The authorised representative system is on the way to becoming the “dominant force” in the insurance intermediary sector, one industry leader has said.
Adrian Kitchin, managing director of Resilium, said that the intermediary industry could be a changed landscape over the coming years as AR networks are “already becoming the dominant force” on the market.
“The days of small, independent brokerages may not be numbered but they are certainly under great pressure,” Kitchin told Insurance Business.
He noted that he sees the industry separating into three camps: smaller, specialised, independent brokerages; those backed by an AR or broker network; and larger broking houses. While the three-way split will be far from cut and dry, Kitchin noted that those brokerages or ARs with larger backing will be able to offer a unique set of services that independents will be unable to match.
“Unless you’ve got scale, unless you’ve got the backing of a large network such as ourselves or the larger broking cluster group, the standalone independent generalists are probably numbered,” he said.

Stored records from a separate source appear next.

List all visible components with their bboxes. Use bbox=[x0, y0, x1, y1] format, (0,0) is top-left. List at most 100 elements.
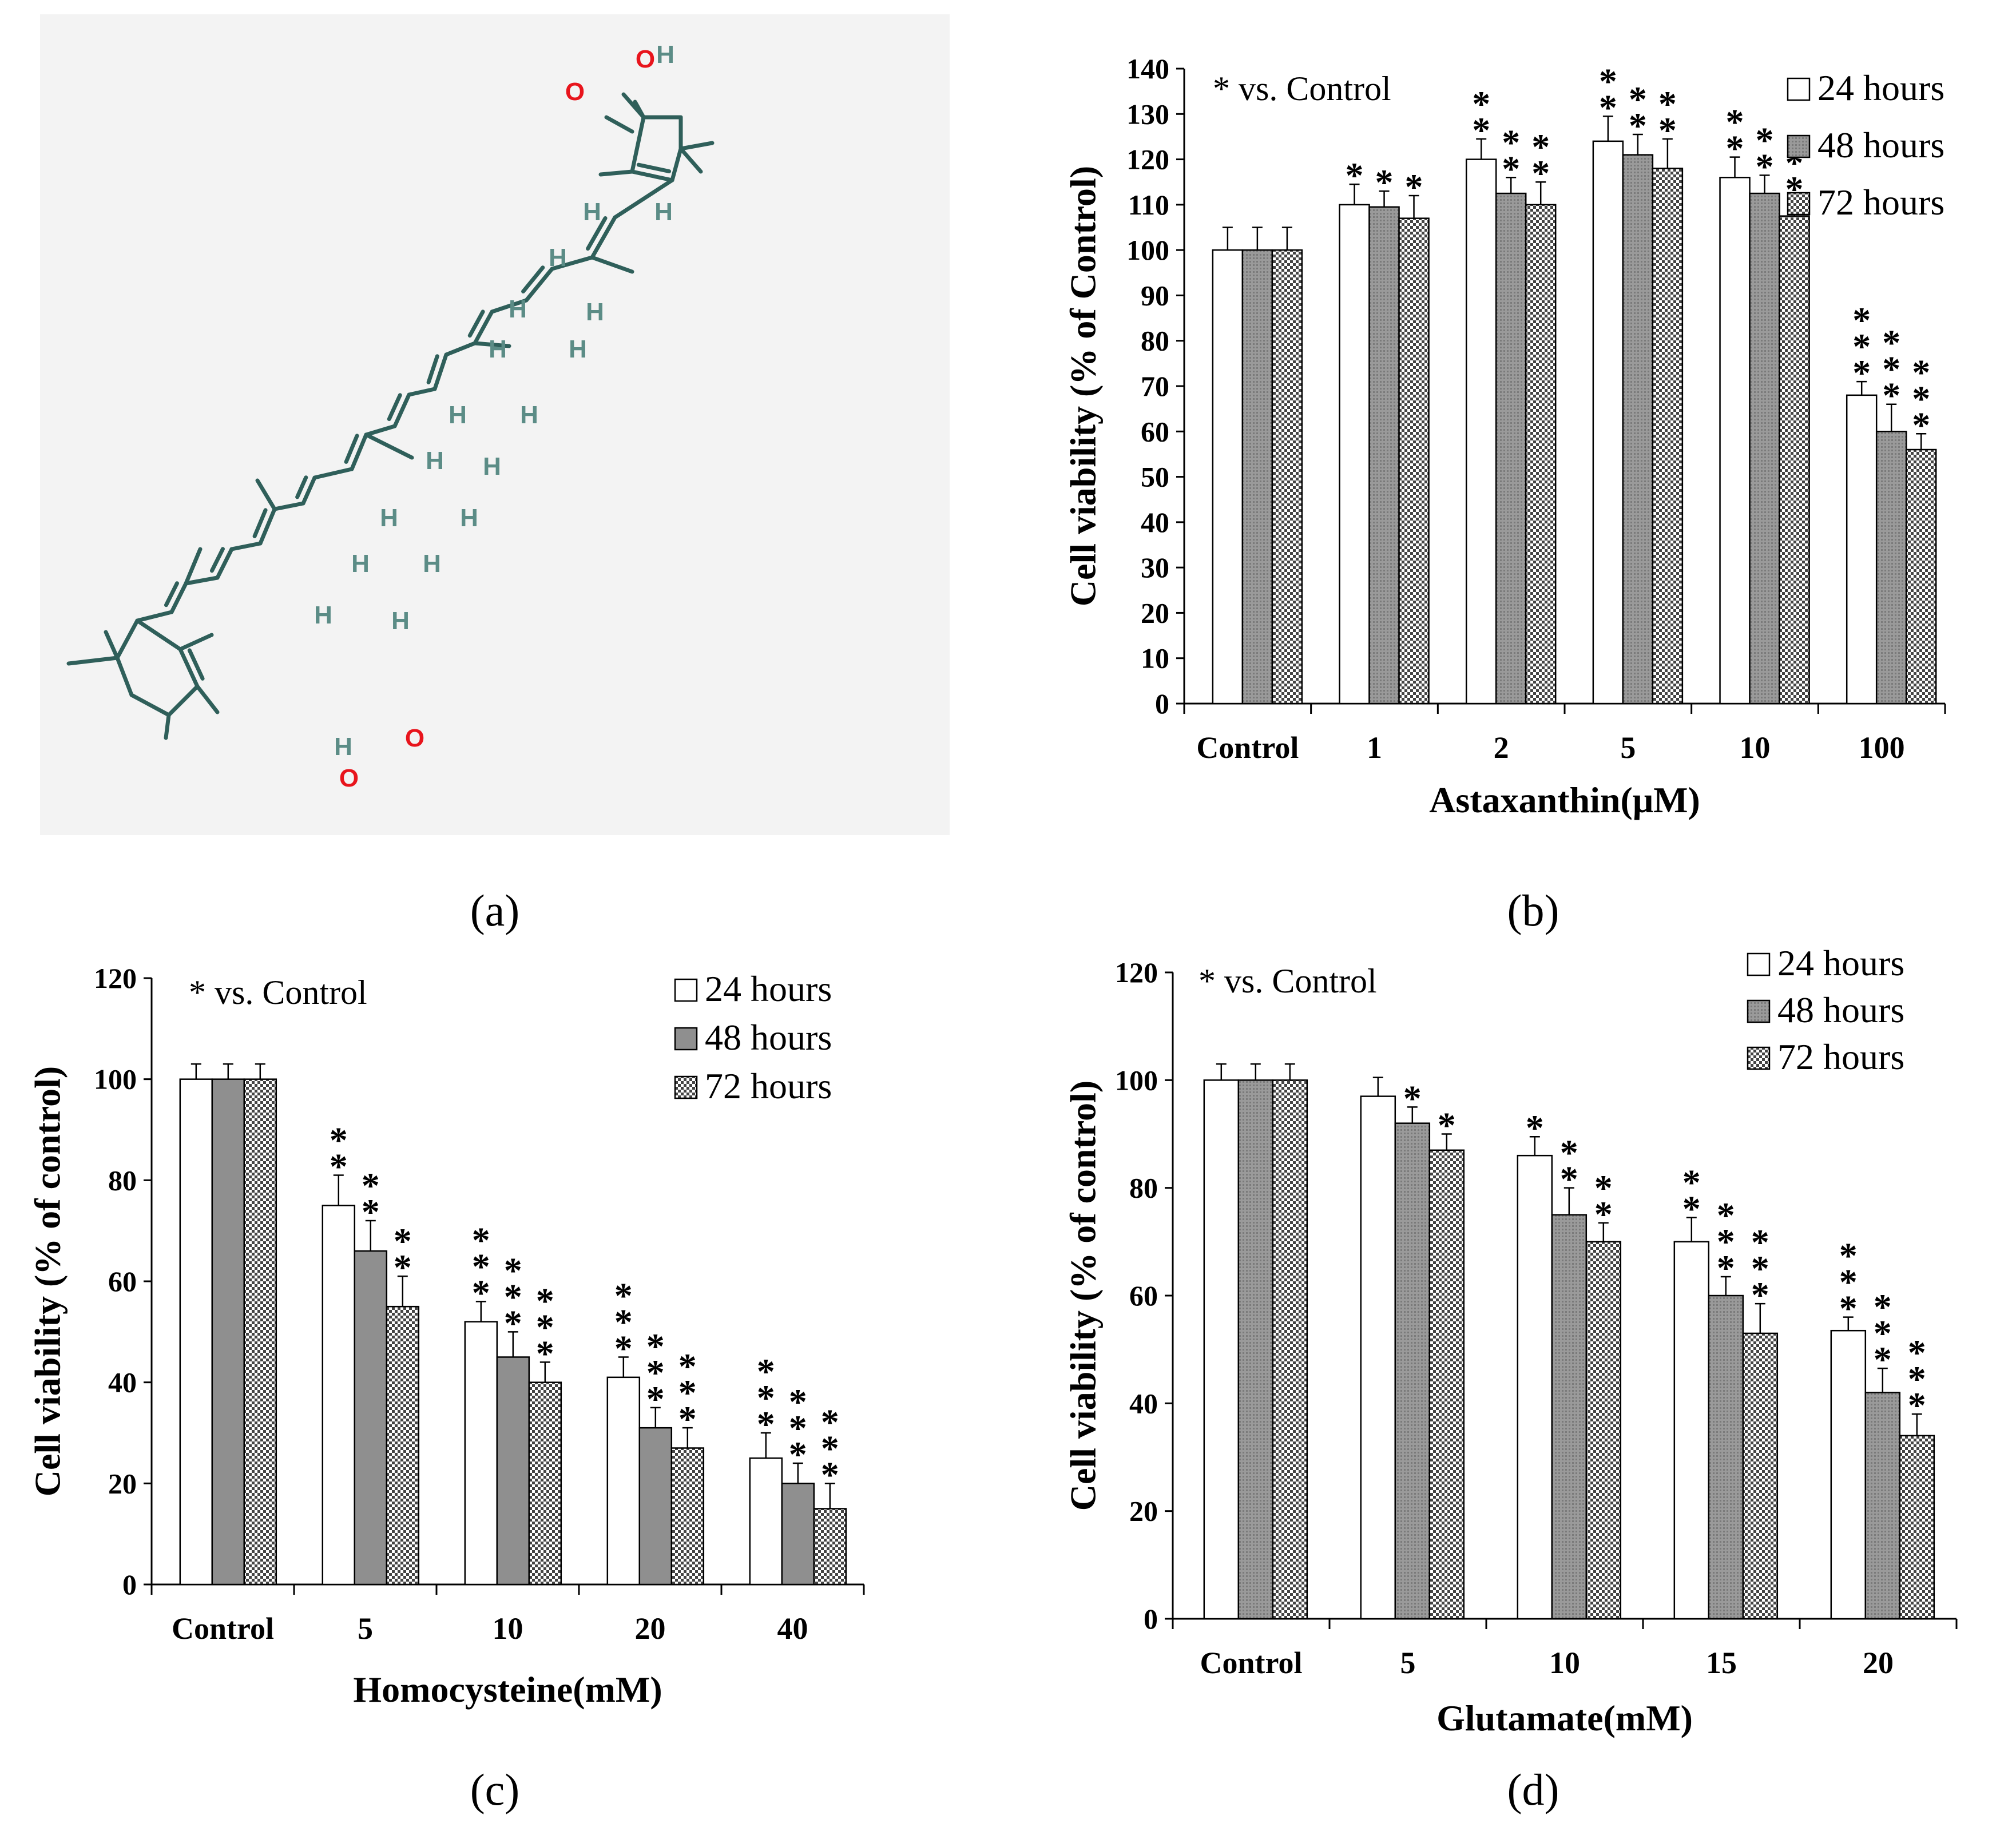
significance-star: * bbox=[1531, 126, 1550, 167]
bar-48-hours bbox=[496, 1356, 530, 1586]
hydrogen-atom: H bbox=[334, 733, 352, 761]
double-bond bbox=[169, 581, 188, 614]
significance-star: * bbox=[472, 1246, 490, 1286]
significance-star: * bbox=[1472, 84, 1490, 124]
legend-swatch bbox=[1747, 952, 1771, 976]
y-tick-label: 60 bbox=[108, 1265, 137, 1297]
bond bbox=[255, 478, 277, 511]
significance-star: * bbox=[1375, 162, 1394, 202]
hydrogen-atom: H bbox=[520, 401, 538, 429]
double-bond bbox=[630, 169, 674, 182]
bar-24-hours bbox=[1673, 1241, 1710, 1620]
significance-star: * bbox=[821, 1454, 839, 1495]
x-category-label: 40 bbox=[777, 1611, 808, 1646]
bar-48-hours bbox=[1237, 1079, 1274, 1620]
significance-star: * bbox=[472, 1272, 490, 1313]
legend-label: 48 hours bbox=[705, 1017, 832, 1058]
significance-star: * bbox=[1629, 79, 1647, 120]
y-tick-label: 40 bbox=[1141, 506, 1169, 538]
double-bond bbox=[432, 352, 449, 391]
significance-star: * bbox=[614, 1328, 633, 1369]
hydrogen-atom: H bbox=[586, 298, 604, 326]
bond bbox=[633, 100, 646, 120]
double-bond bbox=[521, 265, 545, 294]
y-tick-label: 0 bbox=[1144, 1603, 1158, 1635]
significance-star: * bbox=[1908, 1332, 1926, 1373]
significance-star: * bbox=[1852, 300, 1871, 340]
bond bbox=[135, 610, 174, 623]
bar-24-hours bbox=[1212, 249, 1244, 705]
significance-star: * bbox=[646, 1326, 665, 1367]
bar-48-hours bbox=[1394, 1122, 1431, 1620]
bond bbox=[135, 618, 182, 652]
bar-24-hours bbox=[1719, 177, 1751, 705]
bond bbox=[364, 432, 414, 460]
significance-star: * bbox=[1560, 1159, 1578, 1200]
bond bbox=[184, 575, 220, 586]
bar-24-hours bbox=[749, 1457, 783, 1586]
hydrogen-atom: H bbox=[460, 504, 478, 532]
legend-label: 72 hours bbox=[705, 1066, 832, 1106]
bar-48-hours bbox=[1864, 1392, 1901, 1620]
legend-label: 48 hours bbox=[1777, 990, 1904, 1030]
significance-star: * bbox=[536, 1333, 554, 1373]
bond bbox=[490, 298, 529, 314]
hydrogen-atom: H bbox=[483, 452, 501, 480]
bond bbox=[407, 387, 437, 397]
legend-swatch bbox=[674, 1027, 698, 1051]
significance-star: * bbox=[1526, 1107, 1544, 1148]
bond bbox=[184, 547, 203, 586]
significance-star: * bbox=[536, 1280, 554, 1321]
bar-72-hours bbox=[1905, 448, 1937, 705]
significance-star: * bbox=[1502, 148, 1520, 189]
bar-48-hours bbox=[781, 1483, 815, 1586]
bond bbox=[678, 146, 703, 174]
y-tick-label: 90 bbox=[1141, 279, 1169, 311]
bar-48-hours bbox=[354, 1250, 388, 1586]
legend-swatch bbox=[1787, 77, 1811, 101]
bar-72-hours bbox=[670, 1447, 705, 1586]
bond bbox=[604, 115, 634, 134]
x-category-label: 15 bbox=[1706, 1646, 1737, 1680]
significance-star: * bbox=[678, 1399, 697, 1439]
bar-72-hours bbox=[1271, 249, 1303, 705]
bond bbox=[312, 467, 354, 480]
double-bond bbox=[301, 475, 317, 506]
bond bbox=[473, 341, 511, 348]
significance-star: * bbox=[1658, 110, 1677, 150]
hydrogen-atom: H bbox=[380, 504, 398, 532]
significance-star: * bbox=[1682, 1188, 1701, 1229]
significance-star: * bbox=[504, 1250, 522, 1290]
significance-star: * bbox=[1912, 352, 1930, 392]
x-category-label: 10 bbox=[493, 1611, 523, 1646]
significance-star: * bbox=[1726, 128, 1744, 169]
panel-b-chart: 0102030405060708090100110120130140Contro… bbox=[1063, 53, 1946, 820]
double-bond bbox=[350, 432, 368, 471]
significance-star: * bbox=[678, 1346, 697, 1387]
significance-star: * bbox=[1717, 1195, 1735, 1236]
bar-48-hours bbox=[638, 1427, 673, 1586]
significance-star: * bbox=[1852, 326, 1871, 367]
bar-24-hours bbox=[1339, 204, 1370, 705]
y-tick-label: 0 bbox=[1155, 688, 1169, 720]
bar-72-hours bbox=[1779, 215, 1810, 705]
bond bbox=[195, 684, 220, 714]
significance-star: * bbox=[394, 1247, 412, 1288]
double-bond bbox=[187, 648, 205, 681]
y-tick-label: 80 bbox=[1141, 325, 1169, 357]
significance-star: * bbox=[646, 1352, 665, 1393]
double-bond bbox=[387, 393, 402, 422]
hydrogen-atom: H bbox=[391, 607, 410, 635]
significance-star: * bbox=[536, 1306, 554, 1347]
significance-star: * bbox=[757, 1351, 775, 1392]
significance-star: * bbox=[1472, 110, 1490, 150]
double-bond bbox=[258, 507, 277, 546]
double-bond bbox=[215, 547, 234, 580]
significance-star: * bbox=[1403, 1078, 1422, 1118]
y-tick-label: 120 bbox=[1115, 956, 1158, 988]
significance-star: * bbox=[1839, 1236, 1858, 1276]
significance-star: * bbox=[1438, 1105, 1456, 1146]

Kitchin stressed that the tradition of brokers and ARs not seeing eye-to-eye is also “falling away”. As the AR model has become more understood, and those less professional AR networks have fallen out of the market, Kitchin said that the two market sectors have come closer.
Still, while the AR model has proven to be successful, Kitchin said that it is incumbent on every licensee to remain “very vigilant” on those already licensed and those moving into the AR system.
Resilium recently announced a host of changes to its network that will look to leverage the size and scope of Suncorp
and help turn the network into Australia’s largest. The changes will see clarification for both clients and ARs as ownership has been transferred to the AR, rather than held by Suncorp
, while an education program will also help business owners develop and push the next generation forward.